Privacy-Aware Predictions in Participatory Budgeting
Juan Zambrano, Clément Contet, Jairo Gudiño-Rosero, Felipe Garrido-Lucero, Umberto Grandi, César Hidalgo
TL;DR
Privacy-Aware Predictions in Participatory Budgeting tackles predicting voter support for proposals at the submission stage using only textual descriptions and anonymous historical voting records, avoiding voter demographics. The authors construct two multi-year city datasets (Toulouse and Wroclaw) and compare classical predictors (ElasticNet, XGBoost) with LLM-based prompting, including a retrieval-augmented generation (RAG) setup. They show that LLMs can meaningfully predict proposal rankings, with ranking correlations improving notably under RAG and when text content is utilized, while No-Text baselines perform worse.

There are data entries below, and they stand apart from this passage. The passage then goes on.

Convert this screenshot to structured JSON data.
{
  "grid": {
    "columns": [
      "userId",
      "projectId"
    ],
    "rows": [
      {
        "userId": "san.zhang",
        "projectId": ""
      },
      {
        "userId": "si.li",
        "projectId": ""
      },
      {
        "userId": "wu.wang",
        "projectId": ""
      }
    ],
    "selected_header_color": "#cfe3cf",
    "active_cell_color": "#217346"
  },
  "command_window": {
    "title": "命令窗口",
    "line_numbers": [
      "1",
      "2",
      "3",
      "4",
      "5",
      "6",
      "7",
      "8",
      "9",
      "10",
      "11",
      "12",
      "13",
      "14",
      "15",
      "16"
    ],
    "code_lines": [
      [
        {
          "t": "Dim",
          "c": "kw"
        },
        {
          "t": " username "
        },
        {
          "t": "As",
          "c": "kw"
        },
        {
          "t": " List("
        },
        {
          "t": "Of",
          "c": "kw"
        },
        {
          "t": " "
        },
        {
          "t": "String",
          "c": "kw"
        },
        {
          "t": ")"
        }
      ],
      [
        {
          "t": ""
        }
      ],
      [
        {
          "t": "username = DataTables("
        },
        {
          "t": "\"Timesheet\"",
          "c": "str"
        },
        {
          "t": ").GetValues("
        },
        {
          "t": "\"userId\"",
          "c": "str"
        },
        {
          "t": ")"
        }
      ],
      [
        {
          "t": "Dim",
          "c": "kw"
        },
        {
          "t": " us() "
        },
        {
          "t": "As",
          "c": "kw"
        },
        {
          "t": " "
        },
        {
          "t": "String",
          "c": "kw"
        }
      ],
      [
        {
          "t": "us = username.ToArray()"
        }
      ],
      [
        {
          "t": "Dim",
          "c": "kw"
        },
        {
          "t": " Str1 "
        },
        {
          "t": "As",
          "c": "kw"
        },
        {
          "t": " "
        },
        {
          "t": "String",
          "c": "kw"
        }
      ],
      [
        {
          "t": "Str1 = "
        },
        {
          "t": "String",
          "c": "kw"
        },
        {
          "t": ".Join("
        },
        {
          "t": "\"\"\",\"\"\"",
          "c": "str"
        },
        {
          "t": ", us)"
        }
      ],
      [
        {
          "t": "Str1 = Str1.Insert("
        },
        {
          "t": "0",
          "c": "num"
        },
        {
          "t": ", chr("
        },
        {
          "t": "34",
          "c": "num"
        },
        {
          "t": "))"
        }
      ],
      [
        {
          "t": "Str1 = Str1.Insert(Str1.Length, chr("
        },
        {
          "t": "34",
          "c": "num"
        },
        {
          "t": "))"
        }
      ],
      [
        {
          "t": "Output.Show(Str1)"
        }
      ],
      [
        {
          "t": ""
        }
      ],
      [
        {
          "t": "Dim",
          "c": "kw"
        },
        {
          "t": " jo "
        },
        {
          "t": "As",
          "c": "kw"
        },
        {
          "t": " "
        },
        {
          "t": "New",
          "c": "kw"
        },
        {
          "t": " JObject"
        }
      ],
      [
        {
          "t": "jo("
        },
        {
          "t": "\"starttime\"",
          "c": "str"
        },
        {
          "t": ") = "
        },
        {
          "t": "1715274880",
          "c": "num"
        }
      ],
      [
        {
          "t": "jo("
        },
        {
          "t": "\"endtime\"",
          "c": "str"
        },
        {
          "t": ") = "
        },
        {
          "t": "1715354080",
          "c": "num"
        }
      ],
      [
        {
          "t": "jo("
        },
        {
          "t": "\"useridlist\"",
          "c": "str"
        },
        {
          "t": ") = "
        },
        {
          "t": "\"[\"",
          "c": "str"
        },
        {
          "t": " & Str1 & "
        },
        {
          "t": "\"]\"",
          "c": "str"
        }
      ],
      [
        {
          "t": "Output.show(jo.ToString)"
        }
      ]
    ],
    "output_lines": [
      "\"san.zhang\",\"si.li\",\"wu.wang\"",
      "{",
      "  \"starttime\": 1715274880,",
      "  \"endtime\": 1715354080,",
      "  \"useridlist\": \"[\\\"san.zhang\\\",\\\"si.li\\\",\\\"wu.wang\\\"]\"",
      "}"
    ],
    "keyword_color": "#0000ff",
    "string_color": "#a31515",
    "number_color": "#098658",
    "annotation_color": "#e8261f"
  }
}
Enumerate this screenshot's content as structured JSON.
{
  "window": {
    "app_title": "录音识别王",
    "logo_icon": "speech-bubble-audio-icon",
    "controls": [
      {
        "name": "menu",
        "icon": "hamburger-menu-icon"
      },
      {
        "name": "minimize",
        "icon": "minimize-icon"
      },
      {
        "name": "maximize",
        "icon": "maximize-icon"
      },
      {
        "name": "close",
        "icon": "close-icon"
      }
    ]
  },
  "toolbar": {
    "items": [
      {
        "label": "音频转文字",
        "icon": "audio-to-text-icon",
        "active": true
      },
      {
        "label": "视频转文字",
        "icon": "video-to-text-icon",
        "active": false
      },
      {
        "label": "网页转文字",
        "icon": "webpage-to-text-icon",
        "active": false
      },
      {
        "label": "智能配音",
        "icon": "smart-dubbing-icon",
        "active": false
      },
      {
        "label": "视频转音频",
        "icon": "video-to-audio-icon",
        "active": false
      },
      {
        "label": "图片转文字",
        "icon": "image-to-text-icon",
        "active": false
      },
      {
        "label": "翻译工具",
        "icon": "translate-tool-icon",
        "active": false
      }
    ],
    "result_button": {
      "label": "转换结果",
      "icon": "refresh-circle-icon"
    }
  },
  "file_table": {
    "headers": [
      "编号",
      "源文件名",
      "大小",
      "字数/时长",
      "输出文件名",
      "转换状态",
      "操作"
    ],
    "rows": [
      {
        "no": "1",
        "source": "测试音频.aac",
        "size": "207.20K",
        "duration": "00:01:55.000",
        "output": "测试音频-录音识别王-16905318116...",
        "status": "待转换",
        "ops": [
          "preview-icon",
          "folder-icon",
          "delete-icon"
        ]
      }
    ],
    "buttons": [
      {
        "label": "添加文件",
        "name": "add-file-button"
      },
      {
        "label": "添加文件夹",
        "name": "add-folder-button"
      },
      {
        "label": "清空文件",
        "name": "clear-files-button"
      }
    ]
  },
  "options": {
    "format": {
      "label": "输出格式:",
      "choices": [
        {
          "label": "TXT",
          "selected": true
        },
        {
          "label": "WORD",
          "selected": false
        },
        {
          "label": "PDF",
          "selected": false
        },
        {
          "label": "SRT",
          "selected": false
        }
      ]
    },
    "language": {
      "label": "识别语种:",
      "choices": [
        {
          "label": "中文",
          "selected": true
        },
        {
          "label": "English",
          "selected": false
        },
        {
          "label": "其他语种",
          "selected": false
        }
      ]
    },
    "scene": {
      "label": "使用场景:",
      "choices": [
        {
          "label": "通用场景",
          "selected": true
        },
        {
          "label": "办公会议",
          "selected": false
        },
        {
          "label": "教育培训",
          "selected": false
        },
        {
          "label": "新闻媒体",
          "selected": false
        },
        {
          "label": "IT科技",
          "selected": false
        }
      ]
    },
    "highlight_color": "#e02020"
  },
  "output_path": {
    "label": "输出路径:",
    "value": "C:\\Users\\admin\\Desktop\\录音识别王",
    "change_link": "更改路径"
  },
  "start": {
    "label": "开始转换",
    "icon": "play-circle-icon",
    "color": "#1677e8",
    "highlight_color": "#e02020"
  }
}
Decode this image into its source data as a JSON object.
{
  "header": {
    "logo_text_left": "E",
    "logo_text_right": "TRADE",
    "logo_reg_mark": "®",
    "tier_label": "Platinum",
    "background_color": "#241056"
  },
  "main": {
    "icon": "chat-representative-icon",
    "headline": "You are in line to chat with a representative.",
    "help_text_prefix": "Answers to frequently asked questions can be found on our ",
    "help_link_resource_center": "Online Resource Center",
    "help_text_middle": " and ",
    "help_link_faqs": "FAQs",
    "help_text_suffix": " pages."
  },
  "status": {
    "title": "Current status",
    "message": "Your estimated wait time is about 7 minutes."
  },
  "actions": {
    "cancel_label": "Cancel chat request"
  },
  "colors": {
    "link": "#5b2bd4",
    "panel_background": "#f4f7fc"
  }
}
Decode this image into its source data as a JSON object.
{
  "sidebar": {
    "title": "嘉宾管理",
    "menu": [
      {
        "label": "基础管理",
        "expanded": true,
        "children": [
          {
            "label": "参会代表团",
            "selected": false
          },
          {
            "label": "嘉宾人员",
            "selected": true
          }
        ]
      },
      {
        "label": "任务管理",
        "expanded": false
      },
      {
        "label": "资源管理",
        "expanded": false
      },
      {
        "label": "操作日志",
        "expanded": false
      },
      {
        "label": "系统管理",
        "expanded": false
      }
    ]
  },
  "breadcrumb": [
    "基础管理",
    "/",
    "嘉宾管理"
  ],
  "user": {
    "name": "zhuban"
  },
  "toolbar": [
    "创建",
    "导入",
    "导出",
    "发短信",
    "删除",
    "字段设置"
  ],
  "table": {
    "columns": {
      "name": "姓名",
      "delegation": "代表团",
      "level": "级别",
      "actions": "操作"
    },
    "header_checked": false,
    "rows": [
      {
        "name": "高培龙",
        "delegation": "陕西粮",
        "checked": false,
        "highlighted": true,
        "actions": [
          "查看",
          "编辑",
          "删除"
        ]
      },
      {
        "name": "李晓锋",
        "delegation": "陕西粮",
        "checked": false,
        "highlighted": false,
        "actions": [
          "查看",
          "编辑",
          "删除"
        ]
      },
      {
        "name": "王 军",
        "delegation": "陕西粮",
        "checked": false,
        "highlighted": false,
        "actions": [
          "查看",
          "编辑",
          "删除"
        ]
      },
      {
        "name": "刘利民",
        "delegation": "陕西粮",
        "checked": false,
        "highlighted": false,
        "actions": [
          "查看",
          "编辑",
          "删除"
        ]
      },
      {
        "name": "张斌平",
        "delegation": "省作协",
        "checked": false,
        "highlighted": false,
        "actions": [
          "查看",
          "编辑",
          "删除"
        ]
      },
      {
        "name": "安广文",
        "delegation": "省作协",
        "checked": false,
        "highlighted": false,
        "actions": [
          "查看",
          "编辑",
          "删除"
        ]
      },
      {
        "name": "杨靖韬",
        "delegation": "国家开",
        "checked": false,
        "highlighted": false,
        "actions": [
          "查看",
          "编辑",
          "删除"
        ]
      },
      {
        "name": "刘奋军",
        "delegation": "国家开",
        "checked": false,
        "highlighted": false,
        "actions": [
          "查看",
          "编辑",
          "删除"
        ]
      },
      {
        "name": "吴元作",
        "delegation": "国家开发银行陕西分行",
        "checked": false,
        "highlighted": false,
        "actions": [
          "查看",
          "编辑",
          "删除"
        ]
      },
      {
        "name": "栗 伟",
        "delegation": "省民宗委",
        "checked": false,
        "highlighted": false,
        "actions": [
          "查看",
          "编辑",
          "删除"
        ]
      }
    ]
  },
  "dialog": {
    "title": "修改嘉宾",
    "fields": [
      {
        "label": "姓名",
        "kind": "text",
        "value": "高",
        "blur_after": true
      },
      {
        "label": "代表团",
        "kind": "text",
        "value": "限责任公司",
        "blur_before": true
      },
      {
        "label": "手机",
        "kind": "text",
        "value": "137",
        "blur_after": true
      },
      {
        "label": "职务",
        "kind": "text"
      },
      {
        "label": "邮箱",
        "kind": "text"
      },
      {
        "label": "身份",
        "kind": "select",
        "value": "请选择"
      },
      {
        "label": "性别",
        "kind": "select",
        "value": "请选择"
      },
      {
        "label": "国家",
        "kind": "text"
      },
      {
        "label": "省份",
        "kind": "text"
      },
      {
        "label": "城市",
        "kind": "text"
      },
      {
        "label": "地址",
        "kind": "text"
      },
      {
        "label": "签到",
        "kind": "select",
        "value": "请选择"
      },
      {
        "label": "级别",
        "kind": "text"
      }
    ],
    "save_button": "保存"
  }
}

The approach offers a practical, privacy-preserving tool for PB organizers to manage large proposal volumes, though limitations such as access to commercial LLMs, reliance on RAG, and ethical considerations around algorithmic influence warrant careful deployment and further study.
Abstract
Participatory budgeting is a democratic innovation that empowers citizens to propose and vote on public investment projects. While researchers in computer science focused on improving the voting phase of this process, in this work we aim to support organizers of participatory budgeting campaigns to manage large volumes of project proposals at the submission stage. We propose a privacy-preserving approach to predict which proposals are likely to be funded, using only projects' textual descriptions and anonymous historical voting records, without relying on voter demographics or personally identifiable information.